Since her move to New York seven years ago, Dorrance has become a sought-after ensemble dancer with a wide range of companies, including Glover’s Ti Dii, Barbara Duffy and Company, Max Pollack’s Rumba Tap, Heather Cornell’s Manhattan Tap, and appeared in Cintia Chamecki’s fusion concert piece
Ritmico
.
She also attended New York Univer-sity’s Gallatin School of Individualized Study, which she says enriched her artistically. A class in “Sound and Sense” explained the progression and relationship of poetry and music. “I actually tape-recorded myself tap dancing to a poem by Walt Whitman,” says Dorrance. The next year in “Imagining American Democracy” she learned how to push the definition of what poetry is, as well as what democracy means. “I feel that tap is our democratic art form. It’s about the oppressed people rising, a possibility of cultures blending, the people becoming one and becoming stronger. Gallatin allowed me to combine what I was passionate about artistically, academically, and politically.”

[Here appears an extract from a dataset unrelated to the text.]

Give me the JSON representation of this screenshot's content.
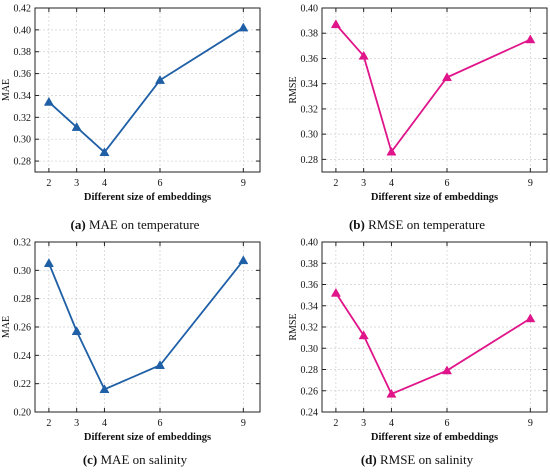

Several critics have noticed Michelle already, including Rachel Howard, who wrote about the San Francisco Jazz Festival and said of Dorrance, “Michelle Dorrance draws the eye with her punchy energy and more exuberant use of the torso.”
What’s ahead for this young talent? She will work with Barbara Duffy again soon. And since tap projects tend to happen very quickly, almost spontaneously—differently often from the rest of the dance world—she looks forward to more opportunities.
Meanwhile, the classes Dorrance teaches at Broadway Dance Center in New York City are filled to the max. As she works out her complex rhythms and phrases to Ani DiFranco or Thelonius Monk, “referencing” her mentors like Glover, Walker, and Medler, Dorrance is showing a new generation of dancers how to hit the floor and carry on the traditions of tap. “I want to be able to communicate the passion and the truth of tap that I know through all those who have inspired and influenced me,” says Dorrance. “My ultimate dream is to give as much as I’ve been given to.”